I have worked in dozens of municipalities and zoning is always an issue. When I got to Florida, the problems were minimalized due to the survey requirements.

For anything other than brand new development/construction that's an insanity requirement. In my little town of 7000 people I should be asking for a $1000 survey every time I sell a $10 permit for a $400 fence in the back yard for the dog? That's not in the realm of things that are possible. It's not even in the same universe...

In all but the oldest parts of town, and sometimes even there, the steel pins in the corners of the parcels are findable. Rent a metal detector. Find the pins, string a line, measure your setbacks. Leave the strings up so I can see them when I come for the first inspection.

This is the same thing as requiring an engineers stamp on a prescriptive residential project. It's unnecessary CYA by the jurisdiction.
 
For anything other than brand new development/construction that's an insanity requirement. In my little town of 7000 people I should be asking for a $1000 survey every time I sell a $10 permit for a $400 fence in the back yard for the dog? That's not in the realm of things that are possible. It's not even in the same universe...

In all but the oldest parts of town, and sometimes even there, the steel pins in the corners of the parcels are findable. Rent a metal detector. Find the pins, string a line, measure your setbacks. Leave the strings up so I can see them when I come for the first inspection.

This is the same thing as requiring an engineers stamp on a prescriptive residential project. It's unnecessary CYA by the jurisdiction.

This is our thinking on this as well. Even on projects where the pins are not visible, you can usually see where one property owners stops mowing and the next starts. We also have property fabric overlays on orthos in our GIS software to see where the line is in comparison to existing structures.

We do not certify the project meets property setbacks without a plot plan sealed by a surveyor.
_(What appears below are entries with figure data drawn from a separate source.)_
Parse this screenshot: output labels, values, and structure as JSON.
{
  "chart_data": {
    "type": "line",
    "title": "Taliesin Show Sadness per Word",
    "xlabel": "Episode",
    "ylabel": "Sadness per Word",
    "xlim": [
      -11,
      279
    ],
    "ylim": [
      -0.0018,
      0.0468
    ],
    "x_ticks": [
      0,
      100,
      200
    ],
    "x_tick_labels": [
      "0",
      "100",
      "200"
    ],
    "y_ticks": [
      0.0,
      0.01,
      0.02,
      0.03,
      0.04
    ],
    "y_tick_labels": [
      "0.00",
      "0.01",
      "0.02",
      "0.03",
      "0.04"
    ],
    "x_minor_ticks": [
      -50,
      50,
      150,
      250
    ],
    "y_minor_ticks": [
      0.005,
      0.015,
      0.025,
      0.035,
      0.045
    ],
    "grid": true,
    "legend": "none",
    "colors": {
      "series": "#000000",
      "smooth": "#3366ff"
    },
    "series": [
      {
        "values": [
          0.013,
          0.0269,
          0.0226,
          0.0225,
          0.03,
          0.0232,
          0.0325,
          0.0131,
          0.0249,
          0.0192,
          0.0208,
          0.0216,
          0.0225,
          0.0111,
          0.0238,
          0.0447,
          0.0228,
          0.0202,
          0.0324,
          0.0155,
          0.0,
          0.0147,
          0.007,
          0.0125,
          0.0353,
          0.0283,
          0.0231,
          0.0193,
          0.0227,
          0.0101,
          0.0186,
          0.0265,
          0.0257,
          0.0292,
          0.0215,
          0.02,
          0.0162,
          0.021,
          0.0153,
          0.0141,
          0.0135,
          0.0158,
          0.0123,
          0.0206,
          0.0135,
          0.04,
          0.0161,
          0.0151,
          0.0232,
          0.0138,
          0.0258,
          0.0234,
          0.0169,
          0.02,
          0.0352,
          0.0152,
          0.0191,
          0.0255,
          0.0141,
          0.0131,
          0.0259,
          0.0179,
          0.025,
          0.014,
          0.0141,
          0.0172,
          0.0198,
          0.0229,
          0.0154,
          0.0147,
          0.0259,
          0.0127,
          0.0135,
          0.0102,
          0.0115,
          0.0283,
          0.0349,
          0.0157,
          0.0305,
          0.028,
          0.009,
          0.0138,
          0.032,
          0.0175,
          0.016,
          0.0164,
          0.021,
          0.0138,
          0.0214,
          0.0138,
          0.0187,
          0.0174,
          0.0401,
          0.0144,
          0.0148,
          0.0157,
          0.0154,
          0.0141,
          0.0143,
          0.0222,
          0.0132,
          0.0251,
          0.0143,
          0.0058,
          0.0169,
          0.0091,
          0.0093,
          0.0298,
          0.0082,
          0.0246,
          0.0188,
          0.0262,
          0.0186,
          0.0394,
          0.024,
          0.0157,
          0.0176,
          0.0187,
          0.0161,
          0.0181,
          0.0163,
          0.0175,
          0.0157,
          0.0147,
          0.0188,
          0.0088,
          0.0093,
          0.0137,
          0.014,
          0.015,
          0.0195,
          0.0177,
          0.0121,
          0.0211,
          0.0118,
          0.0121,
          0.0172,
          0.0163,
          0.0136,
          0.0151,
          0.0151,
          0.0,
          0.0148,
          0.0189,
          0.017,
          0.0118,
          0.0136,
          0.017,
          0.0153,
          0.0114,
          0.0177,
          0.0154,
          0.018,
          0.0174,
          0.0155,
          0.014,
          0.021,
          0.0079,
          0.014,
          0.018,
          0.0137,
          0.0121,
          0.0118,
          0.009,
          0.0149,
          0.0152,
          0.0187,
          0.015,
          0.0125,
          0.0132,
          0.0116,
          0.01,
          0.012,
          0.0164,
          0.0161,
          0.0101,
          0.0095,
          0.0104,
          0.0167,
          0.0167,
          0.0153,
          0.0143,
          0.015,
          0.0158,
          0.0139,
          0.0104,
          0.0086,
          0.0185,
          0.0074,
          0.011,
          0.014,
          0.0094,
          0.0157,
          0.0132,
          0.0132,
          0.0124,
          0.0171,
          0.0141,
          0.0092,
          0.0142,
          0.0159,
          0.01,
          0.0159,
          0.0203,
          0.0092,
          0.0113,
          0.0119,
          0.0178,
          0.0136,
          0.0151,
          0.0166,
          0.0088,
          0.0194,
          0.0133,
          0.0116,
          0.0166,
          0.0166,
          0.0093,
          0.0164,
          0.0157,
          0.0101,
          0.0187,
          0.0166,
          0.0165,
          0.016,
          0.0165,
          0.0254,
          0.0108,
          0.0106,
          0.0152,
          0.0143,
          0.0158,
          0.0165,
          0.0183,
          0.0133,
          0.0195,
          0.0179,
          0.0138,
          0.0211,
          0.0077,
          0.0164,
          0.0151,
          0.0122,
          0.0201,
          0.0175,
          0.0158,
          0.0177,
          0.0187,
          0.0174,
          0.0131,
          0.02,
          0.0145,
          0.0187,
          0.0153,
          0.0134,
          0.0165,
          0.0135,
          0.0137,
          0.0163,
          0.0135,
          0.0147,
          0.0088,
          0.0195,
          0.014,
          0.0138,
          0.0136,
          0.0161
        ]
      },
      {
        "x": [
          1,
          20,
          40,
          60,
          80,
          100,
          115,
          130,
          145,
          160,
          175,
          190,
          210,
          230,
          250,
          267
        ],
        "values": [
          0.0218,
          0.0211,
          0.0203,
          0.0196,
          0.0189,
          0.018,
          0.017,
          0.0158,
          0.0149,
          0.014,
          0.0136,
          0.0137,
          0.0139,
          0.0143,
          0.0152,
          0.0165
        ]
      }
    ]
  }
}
We just confirm that the setbacks appear to meet zoning.

Our primary concern in requiring surveying for accessory buildings is that it will increase the rate of un-permitted work. Our feeling was that it was better to have some control over the most work possible than a lot of control on a little bit of work and a lot of enforcement to do.
 
ADAguy, the septic system was on the site plan and appeared to meet the setback requirements. Unfortunately the actual property lines were not where they were indicated on the site plan. On the survey map an iron pipe was found about 35' from the newly surveyed line. It would appear that this pipe was assumed to be a line marker and the site plan was drawn using this as a side line.

The new owner of the property is negotiating a boundary line adjustment with the neighboring owner.